内閣法制局の基礎研究
【研究分野】政治学
【研究キーワード】
政治学 / 公法学 / 日本史 / 内閣法制局 / 法令審査 / 審査事務 / 意見事務 / 政策研究 / 政治過程 / オーラル・ヒストリー
【研究成果の概要】
本研究はこれまで研究上のブラックボックスであった内閣法制局の研究に初めて本格的かつ組織的に着手した研究である。内閣法制局はいうまでもなくわが国法制、政治制度の中心に立つ機関である。
本研究では、内閣法制局の基幹となる意見事務、法令審査、人事を分析することを通じて、以下の二点の解明を図った。第一に、わた国の政策の形成過程研究のパラダイム転換である。従来、個別の政策分析において法令審査はその実態が不明であることから議論が避けられてきた。本研究では、審査のスタイル、審査事務の分析方法によって、実態に即した政策分析を進め、手法も開発した。第二に、法秩序がいかに維持されているかという点である。法制局は審査において繁多な既存法との関係を整理し、法律の文言を調整し、時に各省庁間の調整をも行うといわれてきた。
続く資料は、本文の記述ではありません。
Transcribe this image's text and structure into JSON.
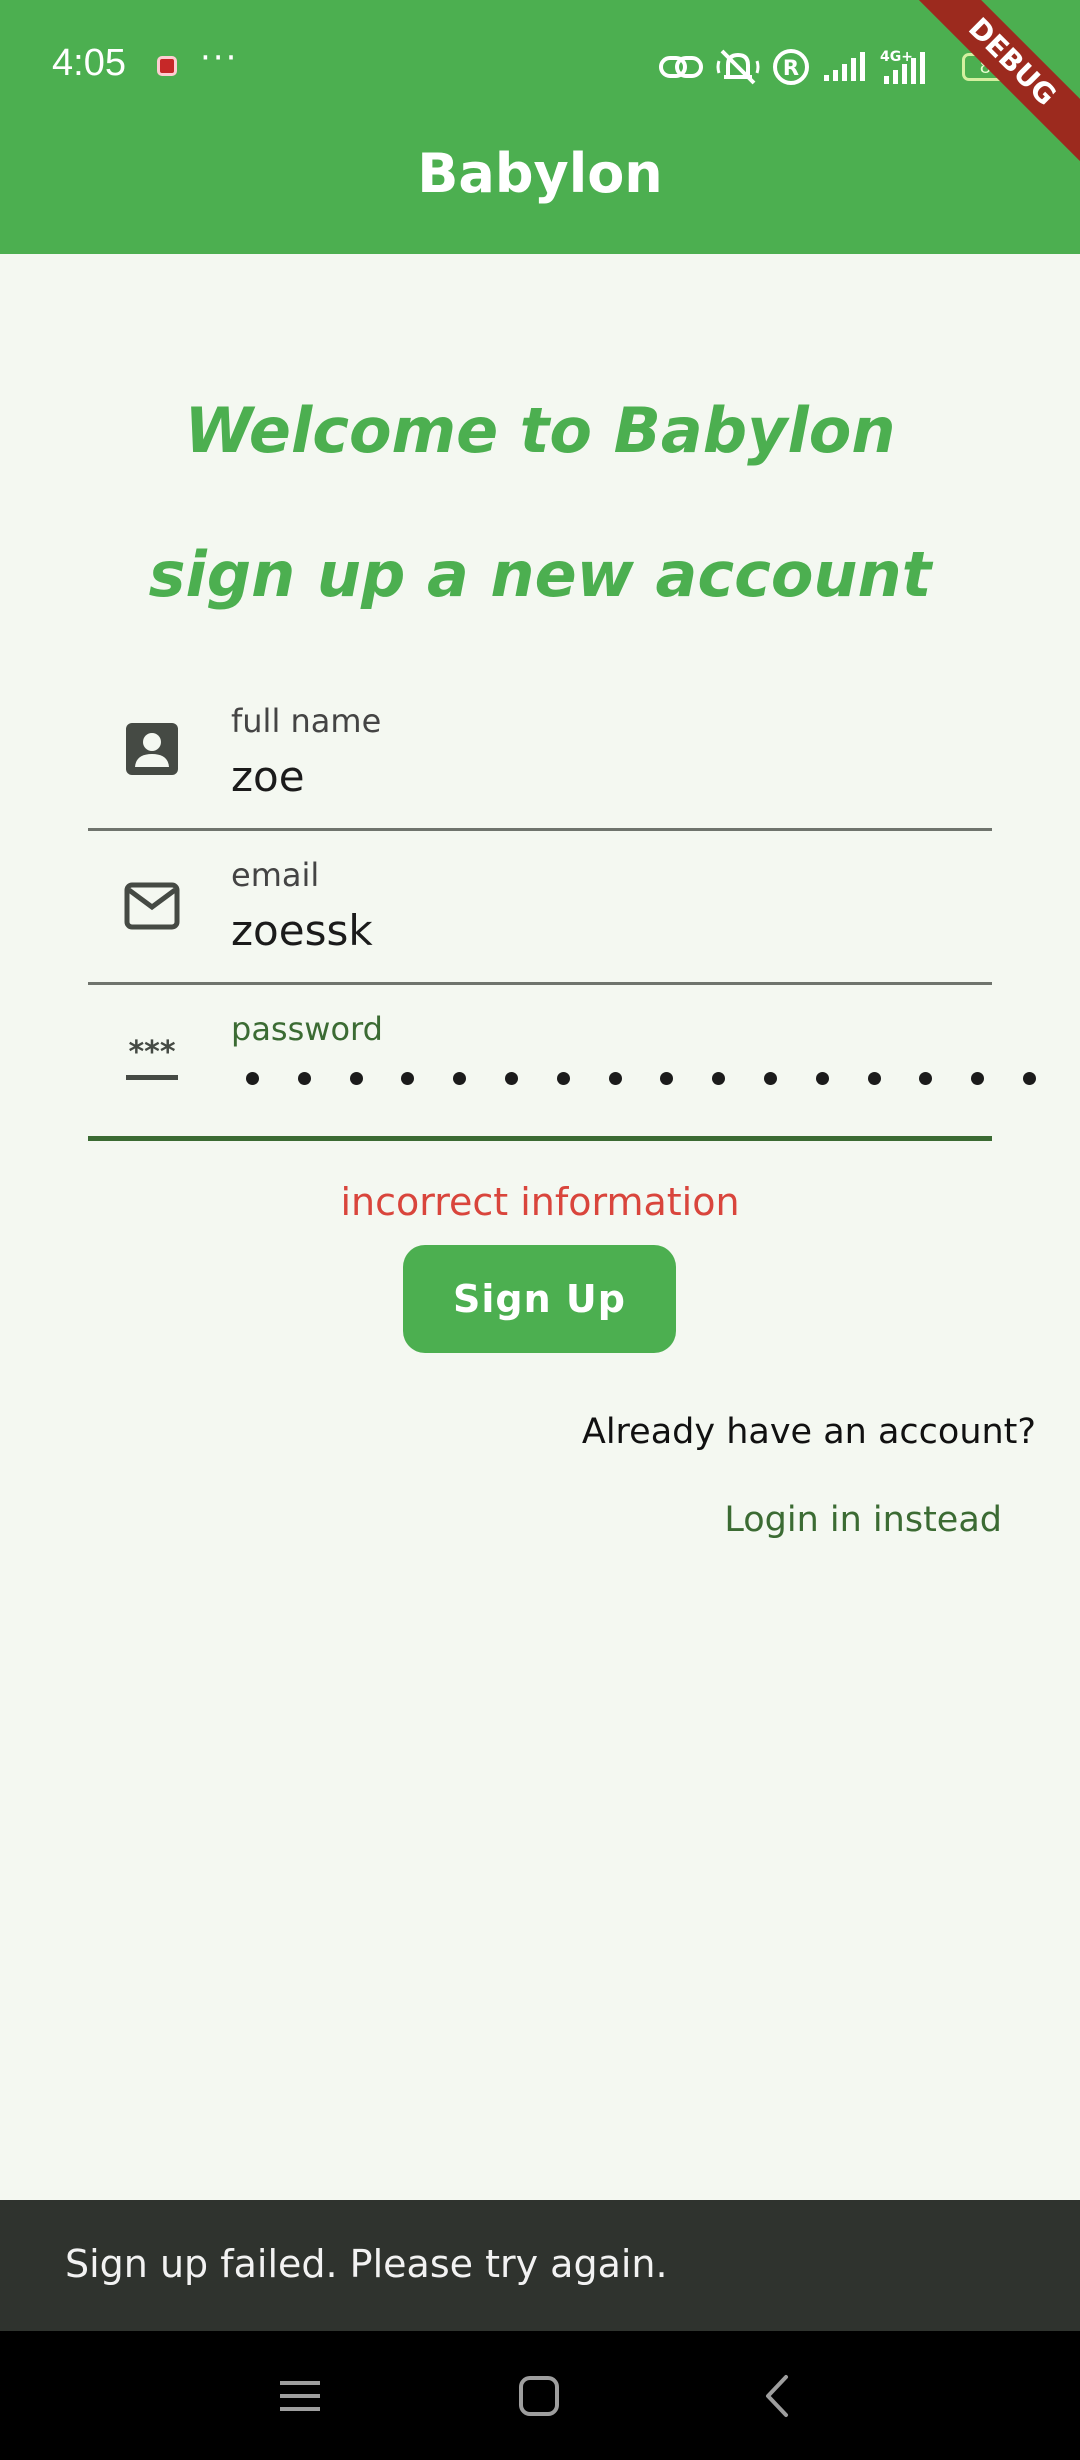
{
  "status_bar": {
    "time": "4:05",
    "more": "···",
    "battery_level": "88",
    "network_type": "4G+"
  },
  "debug_banner": "DEBUG",
  "app_bar": {
    "title": "Babylon"
  },
  "headings": {
    "welcome": "Welcome to Babylon",
    "subtitle": "sign up a new account"
  },
  "form": {
    "full_name": {
      "label": "full name",
      "value": "zoe",
      "icon": "account-box-icon"
    },
    "email": {
      "label": "email",
      "value": "zoessk",
      "icon": "mail-icon"
    },
    "password": {
      "label": "password",
      "masked_length": 16,
      "icon": "password-icon"
    }
  },
  "error_message": "incorrect information",
  "signup_button": "Sign Up",
  "already_account": "Already have an account?",
  "login_link": "Login in instead",
  "snackbar": "Sign up failed. Please try again.",
  "colors": {
    "primary": "#4caf50",
    "background": "#f4f8f1",
    "error": "#d9453c",
    "link": "#3b6b33",
    "snackbar": "#2f332e"
  }
}
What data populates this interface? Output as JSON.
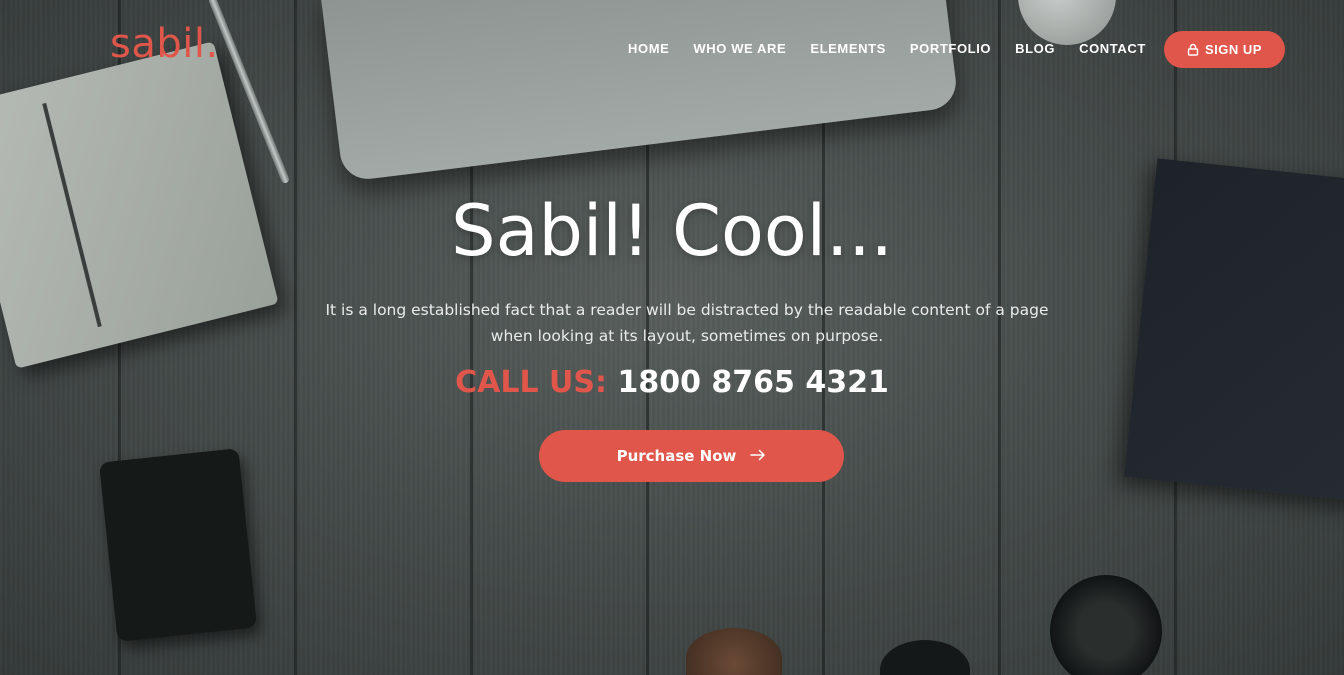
{
  "brand": {
    "logo_text": "sabil.",
    "accent_color": "#e0564a"
  },
  "nav": {
    "items": [
      {
        "label": "HOME"
      },
      {
        "label": "WHO WE ARE"
      },
      {
        "label": "ELEMENTS"
      },
      {
        "label": "PORTFOLIO"
      },
      {
        "label": "BLOG"
      },
      {
        "label": "CONTACT"
      }
    ],
    "signup": {
      "icon": "lock-icon",
      "label": "SIGN UP"
    }
  },
  "hero": {
    "title": "Sabil! Cool...",
    "description": "It is a long established fact that a reader will be distracted by the readable content of a page when looking at its layout, sometimes on purpose.",
    "call_label": "CALL US:",
    "call_number": "1800 8765 4321",
    "cta": {
      "label": "Purchase Now",
      "icon": "arrow-right-icon"
    }
  }
}
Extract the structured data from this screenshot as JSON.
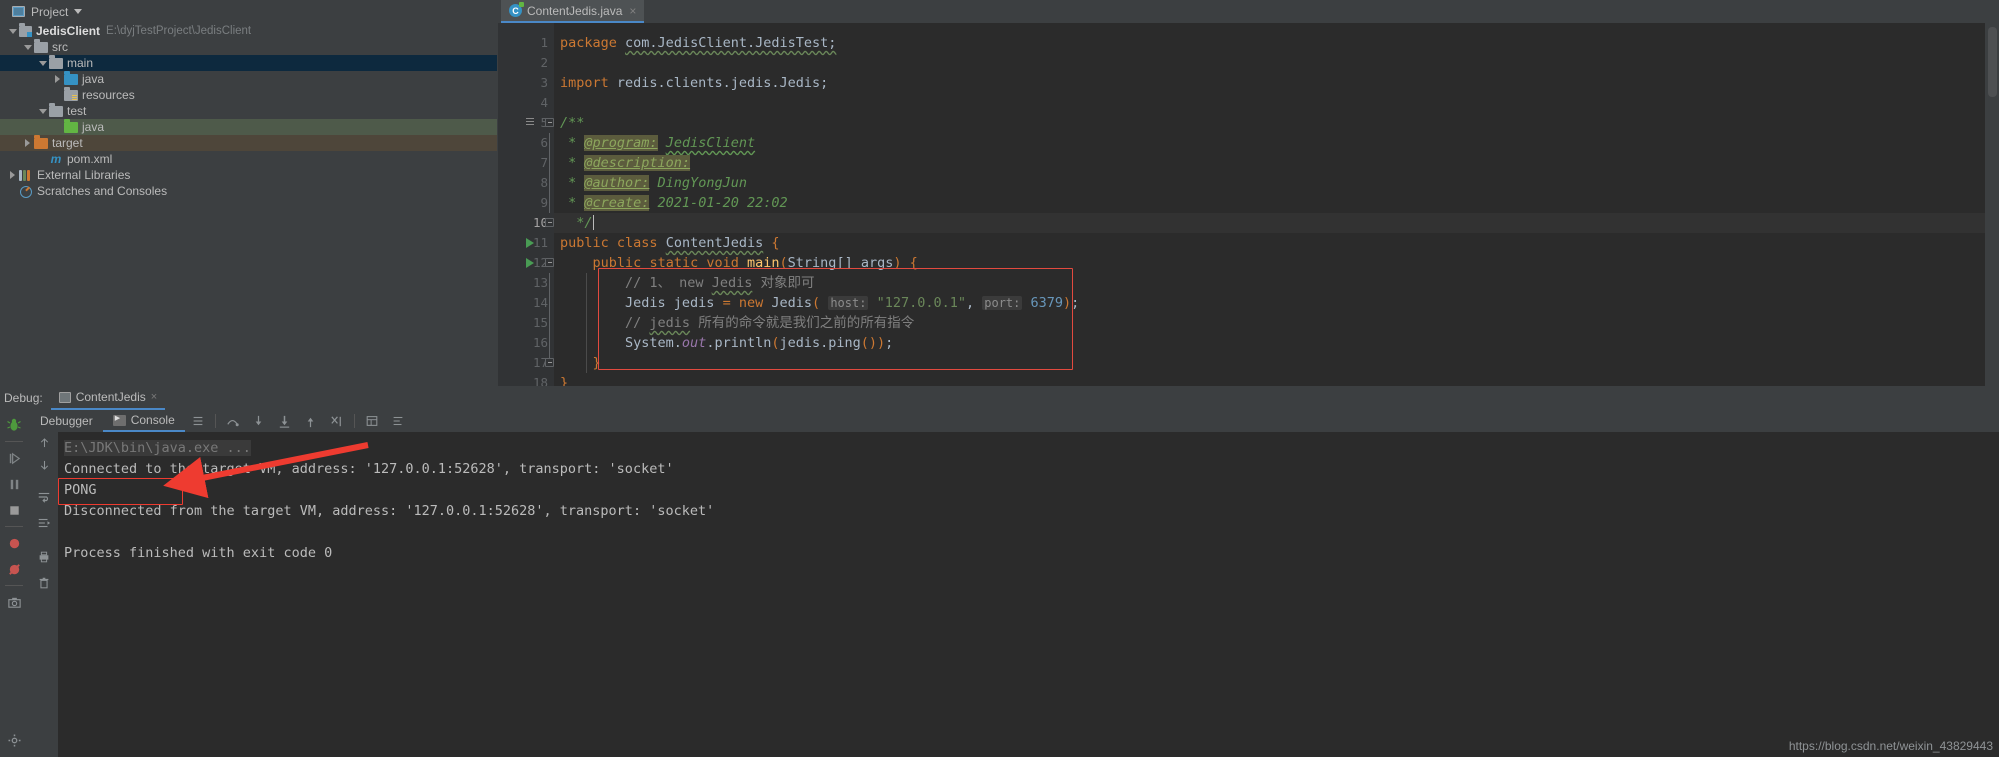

ケーススタディを通じて個々の事実から、この通説的解釈を証明した。
こうした課題を解くために、本研究は国立公文書館で公開なったばかりの法制局審査資料を活用し、未移管のものは情報公開請求により収集した。その情報量はわれわれの想定を大きく超えるものであった。
情報公開等によって得られた資料を、さらに深く分析すべく、本研究では長官をはじめとする内閣法制局OBへのラル・ヒストリーを精力的に行い、意見事務のあり方、法令審査の方法から、個別の法令審査に至るディテール、そして政府における内閣法制局の位置、法制局の変化に至るマクロな視点まで多くの情報を得て、研究会を通じてこれを分析した。加えて、本研究が、とりわけ戦後政治・政策決定過程を研究する方法論として、法制局資料とオーラル・ヒストリーを用いた立体的な立法研究の地平を開いたことも付言しておきたい。法制局審査はもはやブラックボックスではない。この過程を丹念にトレースすることは、今後の法令研究にとって必須のこととなるであろう。